Indeed, tilted-cone scenarios, including 3D Weyl semimetals and the 8Pmmn borophene example mentioned provide examples of Hamiltonians in condensed matter that are equivalent to massless Dirac Fermions on curved-space manifolds. Further, these systems do satisfy the temporal flatness condition. If the tilt can be randomized by coupling to various forms of disorder or engineered through some set of control parameters, then these systems are very adjacent to our discussion.
However, the form of the geodesic equation we work with is particular to (2+1)-D metrics with spatial-spatial components and temporal flatness, so it isn’t clear if any of the geometry we find here generalizes to spacetime manifolds outside the scope we consider here. We leave a study of time-space mixing manifolds for future work.

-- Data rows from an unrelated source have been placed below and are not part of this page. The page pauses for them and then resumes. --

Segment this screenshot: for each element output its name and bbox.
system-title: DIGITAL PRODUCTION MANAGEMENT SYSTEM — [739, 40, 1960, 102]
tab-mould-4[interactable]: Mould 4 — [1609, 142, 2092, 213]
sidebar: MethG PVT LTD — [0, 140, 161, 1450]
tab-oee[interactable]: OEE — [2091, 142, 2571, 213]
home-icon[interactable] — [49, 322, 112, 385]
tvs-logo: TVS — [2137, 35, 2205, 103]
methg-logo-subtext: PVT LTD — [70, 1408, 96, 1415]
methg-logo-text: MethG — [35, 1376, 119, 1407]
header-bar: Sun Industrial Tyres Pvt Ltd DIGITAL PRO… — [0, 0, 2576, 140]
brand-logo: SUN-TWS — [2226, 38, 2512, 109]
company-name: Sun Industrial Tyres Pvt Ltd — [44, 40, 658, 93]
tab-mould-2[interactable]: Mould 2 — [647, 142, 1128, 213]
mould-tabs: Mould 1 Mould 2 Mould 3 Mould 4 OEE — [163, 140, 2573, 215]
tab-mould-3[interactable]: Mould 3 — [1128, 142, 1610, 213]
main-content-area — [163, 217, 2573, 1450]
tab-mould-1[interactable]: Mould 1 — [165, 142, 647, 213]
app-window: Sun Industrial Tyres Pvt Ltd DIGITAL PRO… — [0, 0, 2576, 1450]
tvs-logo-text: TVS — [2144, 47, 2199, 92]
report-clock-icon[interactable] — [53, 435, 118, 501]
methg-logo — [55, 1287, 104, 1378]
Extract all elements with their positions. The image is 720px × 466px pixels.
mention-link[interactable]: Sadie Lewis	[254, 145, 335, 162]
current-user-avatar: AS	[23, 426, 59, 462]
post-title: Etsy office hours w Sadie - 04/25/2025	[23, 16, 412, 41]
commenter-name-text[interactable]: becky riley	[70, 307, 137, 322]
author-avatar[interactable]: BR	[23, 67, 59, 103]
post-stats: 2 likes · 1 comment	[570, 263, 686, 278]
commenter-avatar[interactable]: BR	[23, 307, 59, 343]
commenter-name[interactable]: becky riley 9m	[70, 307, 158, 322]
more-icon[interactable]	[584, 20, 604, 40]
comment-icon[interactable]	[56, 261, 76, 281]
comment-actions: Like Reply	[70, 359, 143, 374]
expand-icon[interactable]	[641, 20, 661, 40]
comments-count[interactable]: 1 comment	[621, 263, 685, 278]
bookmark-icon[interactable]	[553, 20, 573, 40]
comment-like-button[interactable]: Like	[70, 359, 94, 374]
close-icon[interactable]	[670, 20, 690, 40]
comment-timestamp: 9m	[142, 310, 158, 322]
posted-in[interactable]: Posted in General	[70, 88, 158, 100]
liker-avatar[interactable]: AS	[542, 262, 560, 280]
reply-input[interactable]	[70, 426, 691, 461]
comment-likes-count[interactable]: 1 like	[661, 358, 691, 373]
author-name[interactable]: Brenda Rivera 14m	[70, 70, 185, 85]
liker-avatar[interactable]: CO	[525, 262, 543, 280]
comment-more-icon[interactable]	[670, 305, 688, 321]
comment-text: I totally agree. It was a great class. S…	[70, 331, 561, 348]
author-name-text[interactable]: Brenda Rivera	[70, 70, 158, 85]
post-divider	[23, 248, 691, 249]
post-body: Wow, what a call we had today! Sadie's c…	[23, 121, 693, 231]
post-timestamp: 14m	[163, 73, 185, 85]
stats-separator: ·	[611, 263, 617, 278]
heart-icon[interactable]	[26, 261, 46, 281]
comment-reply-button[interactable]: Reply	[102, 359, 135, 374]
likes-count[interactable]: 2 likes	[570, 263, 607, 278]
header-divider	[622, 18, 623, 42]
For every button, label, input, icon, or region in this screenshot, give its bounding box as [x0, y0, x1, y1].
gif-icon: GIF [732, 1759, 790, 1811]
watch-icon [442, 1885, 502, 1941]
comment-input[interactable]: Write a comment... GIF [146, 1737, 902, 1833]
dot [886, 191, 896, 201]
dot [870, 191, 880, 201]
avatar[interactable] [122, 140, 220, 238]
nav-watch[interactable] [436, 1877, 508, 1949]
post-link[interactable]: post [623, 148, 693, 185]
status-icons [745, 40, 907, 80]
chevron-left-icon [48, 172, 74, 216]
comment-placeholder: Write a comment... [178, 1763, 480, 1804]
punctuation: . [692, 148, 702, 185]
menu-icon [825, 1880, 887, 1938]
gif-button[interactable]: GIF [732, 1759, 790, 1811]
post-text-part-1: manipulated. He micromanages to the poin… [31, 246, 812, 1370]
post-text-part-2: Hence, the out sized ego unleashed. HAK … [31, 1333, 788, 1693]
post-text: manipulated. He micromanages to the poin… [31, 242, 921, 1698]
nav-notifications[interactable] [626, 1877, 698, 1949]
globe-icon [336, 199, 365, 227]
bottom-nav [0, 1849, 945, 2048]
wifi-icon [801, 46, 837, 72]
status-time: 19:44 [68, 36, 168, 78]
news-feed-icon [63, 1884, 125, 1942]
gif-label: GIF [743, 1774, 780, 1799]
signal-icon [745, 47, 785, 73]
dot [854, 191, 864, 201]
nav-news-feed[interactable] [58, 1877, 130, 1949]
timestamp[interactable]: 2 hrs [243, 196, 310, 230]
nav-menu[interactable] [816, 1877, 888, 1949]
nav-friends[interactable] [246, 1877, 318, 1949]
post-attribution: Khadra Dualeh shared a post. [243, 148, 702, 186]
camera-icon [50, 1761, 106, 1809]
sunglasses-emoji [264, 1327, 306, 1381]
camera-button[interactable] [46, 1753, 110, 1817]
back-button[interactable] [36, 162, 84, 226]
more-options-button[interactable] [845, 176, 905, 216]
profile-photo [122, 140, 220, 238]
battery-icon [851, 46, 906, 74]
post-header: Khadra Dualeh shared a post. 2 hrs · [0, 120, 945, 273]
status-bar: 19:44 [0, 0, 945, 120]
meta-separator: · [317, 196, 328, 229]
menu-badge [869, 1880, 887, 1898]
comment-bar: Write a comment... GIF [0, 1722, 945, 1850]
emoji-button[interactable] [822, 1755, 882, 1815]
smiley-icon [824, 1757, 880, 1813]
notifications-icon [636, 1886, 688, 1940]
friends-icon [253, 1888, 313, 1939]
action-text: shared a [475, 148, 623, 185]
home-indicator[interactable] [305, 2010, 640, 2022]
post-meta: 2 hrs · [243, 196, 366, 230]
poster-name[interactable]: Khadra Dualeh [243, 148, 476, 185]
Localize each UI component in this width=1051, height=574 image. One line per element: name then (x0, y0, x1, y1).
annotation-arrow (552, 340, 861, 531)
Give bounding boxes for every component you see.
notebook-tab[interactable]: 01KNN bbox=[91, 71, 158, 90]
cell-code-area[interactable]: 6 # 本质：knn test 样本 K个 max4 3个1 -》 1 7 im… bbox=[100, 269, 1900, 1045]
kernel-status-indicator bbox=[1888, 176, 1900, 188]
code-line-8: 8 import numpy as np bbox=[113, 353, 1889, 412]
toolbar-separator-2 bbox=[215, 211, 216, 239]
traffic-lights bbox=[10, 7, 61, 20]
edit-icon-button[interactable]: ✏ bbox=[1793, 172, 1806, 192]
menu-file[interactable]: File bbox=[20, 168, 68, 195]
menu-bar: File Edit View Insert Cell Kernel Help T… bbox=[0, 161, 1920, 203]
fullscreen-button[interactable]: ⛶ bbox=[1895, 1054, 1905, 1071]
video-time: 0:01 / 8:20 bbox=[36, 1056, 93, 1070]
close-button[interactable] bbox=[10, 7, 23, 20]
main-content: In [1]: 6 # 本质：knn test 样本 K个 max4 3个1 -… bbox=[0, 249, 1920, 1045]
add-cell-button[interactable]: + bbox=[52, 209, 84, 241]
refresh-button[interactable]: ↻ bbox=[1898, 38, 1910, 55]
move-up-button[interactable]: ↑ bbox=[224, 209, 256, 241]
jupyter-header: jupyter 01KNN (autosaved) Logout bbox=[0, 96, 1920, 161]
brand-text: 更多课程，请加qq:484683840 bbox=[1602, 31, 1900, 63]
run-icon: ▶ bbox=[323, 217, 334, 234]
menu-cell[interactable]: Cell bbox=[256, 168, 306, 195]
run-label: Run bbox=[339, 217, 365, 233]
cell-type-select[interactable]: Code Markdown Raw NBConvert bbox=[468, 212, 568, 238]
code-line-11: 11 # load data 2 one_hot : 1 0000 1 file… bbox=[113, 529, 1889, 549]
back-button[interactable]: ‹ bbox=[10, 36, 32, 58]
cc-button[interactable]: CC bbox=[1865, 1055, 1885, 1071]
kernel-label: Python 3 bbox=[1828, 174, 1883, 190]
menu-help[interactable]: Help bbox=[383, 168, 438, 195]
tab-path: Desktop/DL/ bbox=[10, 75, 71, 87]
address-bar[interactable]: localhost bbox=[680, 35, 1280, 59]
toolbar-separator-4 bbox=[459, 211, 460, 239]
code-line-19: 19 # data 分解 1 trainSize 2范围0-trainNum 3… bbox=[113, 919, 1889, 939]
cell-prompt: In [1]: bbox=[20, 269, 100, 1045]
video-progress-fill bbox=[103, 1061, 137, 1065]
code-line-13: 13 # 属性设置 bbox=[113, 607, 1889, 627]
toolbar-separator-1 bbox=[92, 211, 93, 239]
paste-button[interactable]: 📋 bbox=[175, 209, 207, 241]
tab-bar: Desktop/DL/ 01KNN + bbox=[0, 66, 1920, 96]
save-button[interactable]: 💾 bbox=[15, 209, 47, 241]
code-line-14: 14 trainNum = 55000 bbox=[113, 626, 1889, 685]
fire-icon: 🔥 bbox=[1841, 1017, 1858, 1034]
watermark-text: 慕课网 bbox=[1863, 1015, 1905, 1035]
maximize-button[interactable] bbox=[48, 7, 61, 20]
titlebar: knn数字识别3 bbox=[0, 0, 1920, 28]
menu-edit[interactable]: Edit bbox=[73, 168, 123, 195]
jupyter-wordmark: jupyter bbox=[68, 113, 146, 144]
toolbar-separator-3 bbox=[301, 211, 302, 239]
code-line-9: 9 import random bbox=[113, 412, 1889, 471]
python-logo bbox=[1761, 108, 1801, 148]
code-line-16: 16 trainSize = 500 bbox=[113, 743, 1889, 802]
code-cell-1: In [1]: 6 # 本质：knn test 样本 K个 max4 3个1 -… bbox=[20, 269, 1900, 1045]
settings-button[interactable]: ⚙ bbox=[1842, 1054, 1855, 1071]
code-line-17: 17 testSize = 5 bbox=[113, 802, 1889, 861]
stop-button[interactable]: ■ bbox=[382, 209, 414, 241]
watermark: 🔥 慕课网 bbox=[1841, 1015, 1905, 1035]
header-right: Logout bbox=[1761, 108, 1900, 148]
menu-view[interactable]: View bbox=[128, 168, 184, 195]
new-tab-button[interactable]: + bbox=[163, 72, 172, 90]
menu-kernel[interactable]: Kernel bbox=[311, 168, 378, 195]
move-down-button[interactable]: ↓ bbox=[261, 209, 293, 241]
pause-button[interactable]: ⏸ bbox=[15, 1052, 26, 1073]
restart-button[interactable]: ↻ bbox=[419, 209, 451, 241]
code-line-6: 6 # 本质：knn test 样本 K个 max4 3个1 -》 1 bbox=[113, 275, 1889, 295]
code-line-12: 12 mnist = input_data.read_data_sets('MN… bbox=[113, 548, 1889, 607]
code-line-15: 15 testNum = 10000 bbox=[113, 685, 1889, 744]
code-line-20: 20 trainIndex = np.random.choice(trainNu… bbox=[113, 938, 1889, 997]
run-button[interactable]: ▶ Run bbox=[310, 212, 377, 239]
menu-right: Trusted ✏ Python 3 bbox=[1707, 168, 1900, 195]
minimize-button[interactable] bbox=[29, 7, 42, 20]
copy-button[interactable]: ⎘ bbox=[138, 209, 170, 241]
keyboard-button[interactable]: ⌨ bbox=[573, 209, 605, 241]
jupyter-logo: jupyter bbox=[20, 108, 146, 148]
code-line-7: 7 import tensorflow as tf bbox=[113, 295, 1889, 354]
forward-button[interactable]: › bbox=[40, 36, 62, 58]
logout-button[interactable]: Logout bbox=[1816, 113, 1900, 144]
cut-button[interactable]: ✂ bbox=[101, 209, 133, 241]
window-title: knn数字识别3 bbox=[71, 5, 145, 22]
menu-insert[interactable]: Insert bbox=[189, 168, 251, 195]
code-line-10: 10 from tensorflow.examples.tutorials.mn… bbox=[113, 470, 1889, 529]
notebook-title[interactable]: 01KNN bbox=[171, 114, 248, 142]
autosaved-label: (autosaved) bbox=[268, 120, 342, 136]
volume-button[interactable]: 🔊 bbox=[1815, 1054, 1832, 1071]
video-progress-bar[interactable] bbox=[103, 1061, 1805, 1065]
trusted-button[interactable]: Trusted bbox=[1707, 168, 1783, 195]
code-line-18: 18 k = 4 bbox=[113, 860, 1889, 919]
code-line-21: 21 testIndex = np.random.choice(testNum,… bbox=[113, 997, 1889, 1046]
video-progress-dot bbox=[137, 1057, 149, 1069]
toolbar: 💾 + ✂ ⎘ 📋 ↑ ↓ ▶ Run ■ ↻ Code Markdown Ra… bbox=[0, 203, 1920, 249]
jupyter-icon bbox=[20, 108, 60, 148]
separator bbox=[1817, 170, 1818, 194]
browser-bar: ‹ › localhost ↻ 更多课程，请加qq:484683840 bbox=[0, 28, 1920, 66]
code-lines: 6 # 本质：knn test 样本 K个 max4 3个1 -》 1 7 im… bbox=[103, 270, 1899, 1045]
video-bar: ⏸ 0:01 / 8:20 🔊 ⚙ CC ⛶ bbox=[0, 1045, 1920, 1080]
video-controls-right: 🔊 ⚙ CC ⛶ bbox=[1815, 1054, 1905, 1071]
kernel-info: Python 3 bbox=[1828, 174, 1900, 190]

We thank the referee for making us aware of this work. We have added a discussion of this class of materials to our introduction and included a citation to the paper in the comment.
8. Quoting S.A.J:
"All over sectoin 1.1 the concept of "Null geodesics" has been used repeatedly, which is a crucial concept to understand the paper. Perhaps it will help the readers to define it right at the beginning."
We have added a comment on the physical role of null geodesics to the introduction, at the first mention of the concept. We have also added a mathematical definition of geodesic mass to Sec. 3, immediately after the introduction of the geodesic equation.
9. Quoting S.A.J:
"Fig. 9B seems too crowded to follow examples of geodesics that collide or do not collide with the singularities. Maybe it helps the readers to make one curve of each category bolder than the others to assist the readers to follow at least two bold geodesics."
After some consideration of how to best clarify Fig.9B, we decided the best way was to add a clarifying comment in the caption. All geodesics are captured for launch angle in (-π/4, 3π/4), and all geodesics escape for launch angle in (3π/4, 7π/4). The confusion in the figure comes from the fact that for orbits launched near the critical angle, the decay/escape is very slow. Once the reader is explicitly told that all orbits are monotonically escaping/decaying, we think the figure is more clear.
References:
1. J. P. Dahlhaus, C.-Y. Hou, A. R. Akhmerov, and C. W. J. Beenakker, Geodesic scatter-
ing by surface deformations of a topological insulator, Phys. Rev. B 82, 085312 (2010),
List of changes
Please refer to "author comments" section, where changes are discussed alongside referee comments.
Published as SciPost Phys. 12, 204 (2022)
Seyed Akbar Jafari on 2022-05-27 [id 2532]
The authors have satisfactorily addressed my comments/questions/suggestions. I am happy to recommend the paper for publication in its present form.